By Manuela Hürlimann, ZHAW and Thomas Zaugg, Roche
On May 10th, 2023, the “Natural Language Processing in Action” Expert Group of the data innovation alliance and SwissNLP organised a meeting in Zurich with three exciting presentations on speech processing.
Oscar Koller, a principal applied scientist at Microsoft, presented on the use of end-to-end neural systems for automatic speech recognition in Swiss German. He discussed how the current industry paradigm of hybrid ASR is being replaced with end-to-end models, such as those that have been winning recent benchmarks. Oscar shared the results of his team’s comparison of different neural network architectures, and highlighted the advantages of using transducers for improved real-time performance in their work.
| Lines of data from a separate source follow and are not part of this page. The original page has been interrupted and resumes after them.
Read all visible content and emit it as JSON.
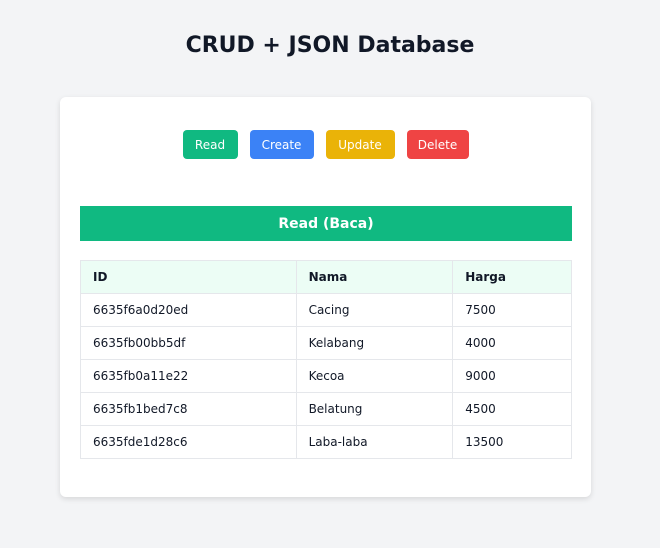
{
  "page": {
    "title": "CRUD + JSON Database"
  },
  "toolbar": {
    "read_label": "Read",
    "create_label": "Create",
    "update_label": "Update",
    "delete_label": "Delete"
  },
  "section": {
    "title": "Read (Baca)"
  },
  "table": {
    "headers": [
      "ID",
      "Nama",
      "Harga"
    ],
    "rows": [
      [
        "6635f6a0d20ed",
        "Cacing",
        "7500"
      ],
      [
        "6635fb00bb5df",
        "Kelabang",
        "4000"
      ],
      [
        "6635fb0a11e22",
        "Kecoa",
        "9000"
      ],
      [
        "6635fb1bed7c8",
        "Belatung",
        "4500"
      ],
      [
        "6635fde1d28c6",
        "Laba-laba",
        "13500"
      ]
    ]
  },
  "colors": {
    "read": "#10b981",
    "create": "#3b82f6",
    "update": "#eab308",
    "delete": "#ef4444",
    "table_header_bg": "#ecfdf5"
  }
}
Claudio Paonessa, a researcher at FHNW, discussed how recent advances in speech-to-text, text-to-speech, and translation for Swiss German can be combined with a large language model to create a voice-based conversational assistant. He shared a demo of the model in action, showcasing its ability to give apt replies. However, he also acknowledged that processing time still needs to be reduced to give a real-time feeling, and suggested reducing model size as one possible solution.
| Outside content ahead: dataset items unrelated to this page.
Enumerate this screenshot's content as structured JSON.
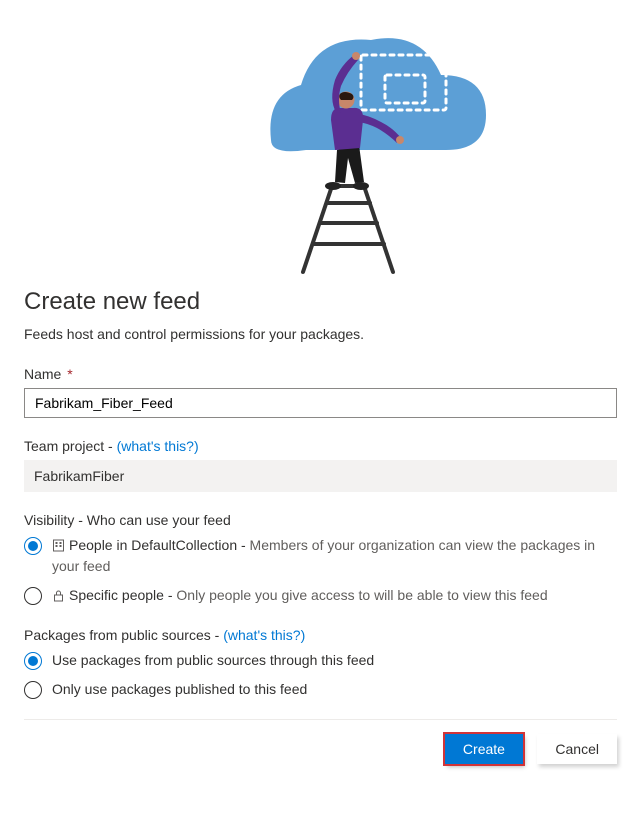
{
  "title": "Create new feed",
  "subtitle": "Feeds host and control permissions for your packages.",
  "name": {
    "label": "Name",
    "required": "*",
    "value": "Fabrikam_Fiber_Feed"
  },
  "team_project": {
    "label": "Team project -",
    "link": "(what's this?)",
    "value": "FabrikamFiber"
  },
  "visibility": {
    "label": "Visibility - Who can use your feed",
    "options": [
      {
        "title": "People in DefaultCollection -",
        "desc": "Members of your organization can view the packages in your feed",
        "checked": true
      },
      {
        "title": "Specific people -",
        "desc": "Only people you give access to will be able to view this feed",
        "checked": false
      }
    ]
  },
  "packages": {
    "label": "Packages from public sources -",
    "link": "(what's this?)",
    "options": [
      {
        "text": "Use packages from public sources through this feed",
        "checked": true
      },
      {
        "text": "Only use packages published to this feed",
        "checked": false
      }
    ]
  },
  "buttons": {
    "create": "Create",
    "cancel": "Cancel"
  }
}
Dr. Edith Birrer, a senior researcher at iHomeLab, HSLU, presented results from her team’s work on using speech processing in the context of home care. Together with international project partners, they ran interviews and workshops to identify potential use cases for home care workers. While they had originally planned to focus on care documentation, their results showed that most care workers found supporting services – such as a to-do list that can be ticked off verbally – to be more useful. They implemented three use cases and tested them in a lab with carers, showing a high level of enthusiasm among users, but emphasizing the need to address data privacy concerns before such technologies can become widely used.
After the presentations, attendees enjoyed an apéro and continued discussing the topics at hand.